“We have a 6,000 square foot house on the outskirts of Denver! And how big is your house?” These comments came from a woman I was meeting for the first time. Clearly, her self-esteem was tied up in how much money she had and in the possessions she owned.
Did her introductory comments endear me to her? No! Make me want to be friends with her? No! Even if I could have, I did not want to get in a game of one-up-man-ship with her.
When people have a healthy level of self-esteem, they do not need money as a merit badge. They are able to use money in a healthy way—to provide for shelter, food, education, health, and some recreation. They are able to save some for the proverbial rainy day. They are able to separate their basic worth from their bank account.
How do you know if your self-esteem is too dependent on the amount of money you have or you earn?
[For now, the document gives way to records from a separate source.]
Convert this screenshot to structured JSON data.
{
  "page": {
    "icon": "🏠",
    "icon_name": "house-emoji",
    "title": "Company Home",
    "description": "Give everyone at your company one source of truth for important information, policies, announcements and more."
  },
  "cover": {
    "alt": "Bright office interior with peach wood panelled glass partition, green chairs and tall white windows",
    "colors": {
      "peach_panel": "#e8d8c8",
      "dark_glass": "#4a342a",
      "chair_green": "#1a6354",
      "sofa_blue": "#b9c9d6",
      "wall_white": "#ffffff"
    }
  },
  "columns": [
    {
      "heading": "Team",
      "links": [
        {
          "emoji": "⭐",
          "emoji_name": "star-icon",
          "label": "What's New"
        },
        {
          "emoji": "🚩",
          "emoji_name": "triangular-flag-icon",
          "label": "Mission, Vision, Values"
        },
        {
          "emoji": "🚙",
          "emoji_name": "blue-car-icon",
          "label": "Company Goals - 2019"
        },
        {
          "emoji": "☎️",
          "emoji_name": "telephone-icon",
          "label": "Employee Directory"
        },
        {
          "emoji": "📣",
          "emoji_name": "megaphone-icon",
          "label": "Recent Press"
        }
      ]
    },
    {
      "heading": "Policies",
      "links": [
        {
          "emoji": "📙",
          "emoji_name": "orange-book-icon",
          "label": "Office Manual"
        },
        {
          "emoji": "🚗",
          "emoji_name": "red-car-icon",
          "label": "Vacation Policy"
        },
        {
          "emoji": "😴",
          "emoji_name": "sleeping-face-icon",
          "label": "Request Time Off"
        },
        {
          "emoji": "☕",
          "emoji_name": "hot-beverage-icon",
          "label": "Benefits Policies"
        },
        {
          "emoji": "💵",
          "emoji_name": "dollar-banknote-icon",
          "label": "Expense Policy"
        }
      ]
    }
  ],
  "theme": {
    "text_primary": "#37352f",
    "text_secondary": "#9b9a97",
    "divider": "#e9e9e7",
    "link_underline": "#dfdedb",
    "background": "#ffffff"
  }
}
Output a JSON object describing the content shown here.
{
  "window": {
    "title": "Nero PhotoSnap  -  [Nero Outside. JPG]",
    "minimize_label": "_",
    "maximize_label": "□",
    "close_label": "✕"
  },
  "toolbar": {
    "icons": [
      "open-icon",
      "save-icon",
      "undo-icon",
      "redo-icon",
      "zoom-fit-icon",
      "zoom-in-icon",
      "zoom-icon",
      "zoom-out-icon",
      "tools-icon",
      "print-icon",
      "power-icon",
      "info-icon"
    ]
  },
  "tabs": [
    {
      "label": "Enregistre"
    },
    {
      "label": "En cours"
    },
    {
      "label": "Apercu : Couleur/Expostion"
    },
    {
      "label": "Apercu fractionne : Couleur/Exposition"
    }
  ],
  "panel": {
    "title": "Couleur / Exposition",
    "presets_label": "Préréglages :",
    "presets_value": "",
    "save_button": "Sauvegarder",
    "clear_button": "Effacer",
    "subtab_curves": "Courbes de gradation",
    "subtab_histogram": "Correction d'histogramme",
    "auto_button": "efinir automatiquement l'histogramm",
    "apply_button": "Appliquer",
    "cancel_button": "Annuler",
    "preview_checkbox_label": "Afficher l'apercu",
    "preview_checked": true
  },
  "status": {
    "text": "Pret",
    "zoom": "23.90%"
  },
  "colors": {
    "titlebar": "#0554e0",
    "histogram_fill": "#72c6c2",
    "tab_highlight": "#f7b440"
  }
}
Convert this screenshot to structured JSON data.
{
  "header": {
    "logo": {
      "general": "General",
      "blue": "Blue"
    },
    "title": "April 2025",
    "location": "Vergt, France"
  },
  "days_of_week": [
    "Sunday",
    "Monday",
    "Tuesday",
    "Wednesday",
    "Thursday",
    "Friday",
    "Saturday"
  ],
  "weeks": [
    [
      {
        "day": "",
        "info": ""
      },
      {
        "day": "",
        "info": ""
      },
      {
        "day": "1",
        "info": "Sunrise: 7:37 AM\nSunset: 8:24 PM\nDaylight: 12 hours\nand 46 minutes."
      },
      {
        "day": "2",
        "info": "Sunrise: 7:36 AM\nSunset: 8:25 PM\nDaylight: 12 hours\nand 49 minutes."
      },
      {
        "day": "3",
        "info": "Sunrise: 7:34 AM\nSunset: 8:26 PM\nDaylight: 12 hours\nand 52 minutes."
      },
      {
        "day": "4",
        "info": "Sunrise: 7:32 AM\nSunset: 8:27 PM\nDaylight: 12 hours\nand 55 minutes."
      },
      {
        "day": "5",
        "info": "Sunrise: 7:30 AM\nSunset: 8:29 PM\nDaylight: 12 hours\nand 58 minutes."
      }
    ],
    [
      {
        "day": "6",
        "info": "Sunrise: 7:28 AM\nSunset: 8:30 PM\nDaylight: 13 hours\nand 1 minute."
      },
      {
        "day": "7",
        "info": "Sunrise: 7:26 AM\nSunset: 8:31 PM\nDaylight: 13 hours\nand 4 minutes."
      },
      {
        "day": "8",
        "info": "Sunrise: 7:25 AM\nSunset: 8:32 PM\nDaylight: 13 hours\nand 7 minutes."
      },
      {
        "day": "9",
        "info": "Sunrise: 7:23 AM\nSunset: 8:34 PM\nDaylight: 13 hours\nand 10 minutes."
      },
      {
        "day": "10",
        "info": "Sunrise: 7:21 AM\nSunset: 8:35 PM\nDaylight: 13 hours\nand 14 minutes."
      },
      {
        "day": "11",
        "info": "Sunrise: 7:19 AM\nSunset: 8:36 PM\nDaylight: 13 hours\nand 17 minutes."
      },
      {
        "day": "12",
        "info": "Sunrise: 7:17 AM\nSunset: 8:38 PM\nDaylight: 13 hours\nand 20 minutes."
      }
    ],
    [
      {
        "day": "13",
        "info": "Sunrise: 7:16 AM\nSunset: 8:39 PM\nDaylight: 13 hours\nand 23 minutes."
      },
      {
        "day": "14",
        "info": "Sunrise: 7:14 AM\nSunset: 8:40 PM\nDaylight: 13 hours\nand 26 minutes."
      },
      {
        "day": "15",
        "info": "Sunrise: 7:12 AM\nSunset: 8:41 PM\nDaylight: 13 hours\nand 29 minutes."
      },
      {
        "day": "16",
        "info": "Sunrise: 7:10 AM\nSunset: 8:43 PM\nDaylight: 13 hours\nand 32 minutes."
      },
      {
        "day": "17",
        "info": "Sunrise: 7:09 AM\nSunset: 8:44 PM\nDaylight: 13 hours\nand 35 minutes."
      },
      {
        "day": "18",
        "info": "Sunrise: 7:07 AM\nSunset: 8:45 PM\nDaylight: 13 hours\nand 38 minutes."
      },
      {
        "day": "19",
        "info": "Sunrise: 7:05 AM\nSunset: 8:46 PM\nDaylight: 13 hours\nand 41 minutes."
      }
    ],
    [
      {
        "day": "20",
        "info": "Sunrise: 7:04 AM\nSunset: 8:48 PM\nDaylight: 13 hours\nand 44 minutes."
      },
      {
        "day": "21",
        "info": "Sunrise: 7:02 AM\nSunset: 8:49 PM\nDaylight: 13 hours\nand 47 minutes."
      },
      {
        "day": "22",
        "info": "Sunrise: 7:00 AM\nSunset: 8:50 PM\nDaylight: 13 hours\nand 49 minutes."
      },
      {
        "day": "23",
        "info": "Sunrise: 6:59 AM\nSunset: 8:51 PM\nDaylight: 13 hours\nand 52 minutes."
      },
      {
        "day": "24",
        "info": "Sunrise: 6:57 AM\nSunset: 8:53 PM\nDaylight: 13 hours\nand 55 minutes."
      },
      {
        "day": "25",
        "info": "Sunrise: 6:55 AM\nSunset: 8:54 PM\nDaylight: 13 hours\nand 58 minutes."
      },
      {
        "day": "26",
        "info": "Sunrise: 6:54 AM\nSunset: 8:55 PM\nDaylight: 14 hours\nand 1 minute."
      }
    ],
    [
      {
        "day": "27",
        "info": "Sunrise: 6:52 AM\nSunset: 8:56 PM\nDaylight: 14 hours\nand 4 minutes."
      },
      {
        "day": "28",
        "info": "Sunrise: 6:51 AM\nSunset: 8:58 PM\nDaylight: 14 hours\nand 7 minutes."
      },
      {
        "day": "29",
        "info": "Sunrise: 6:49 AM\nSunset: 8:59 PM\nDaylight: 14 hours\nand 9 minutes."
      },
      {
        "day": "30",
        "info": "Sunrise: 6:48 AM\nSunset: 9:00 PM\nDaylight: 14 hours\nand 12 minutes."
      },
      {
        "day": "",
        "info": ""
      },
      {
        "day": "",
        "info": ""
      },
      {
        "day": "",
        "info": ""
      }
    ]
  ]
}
____1. Do you have to have the newest, the latest, and the best?
____2. Are many of your conversations about what you have just bought?
____3. Are you constantly comparing yourself to others?
____4. Do you feel superior to others that make less money than you?
____5. Do you feel inferior to others that make more money than you?
____6. Do you worry that your friends would abandon you if you suffered a financial reversal?
____7. Do you see money as a way of keeping score?
If you answered yes to many of these questions, your self-esteem is tied up in the amount
of money you have and in what you own. True self esteem comes from within, from triumphing over adversity, from having close and loving relationships and from developing your unique talents. If money is the way you keep score, you will constantly be subject to the whims of fortune. In effect, you will be standing on quicksand.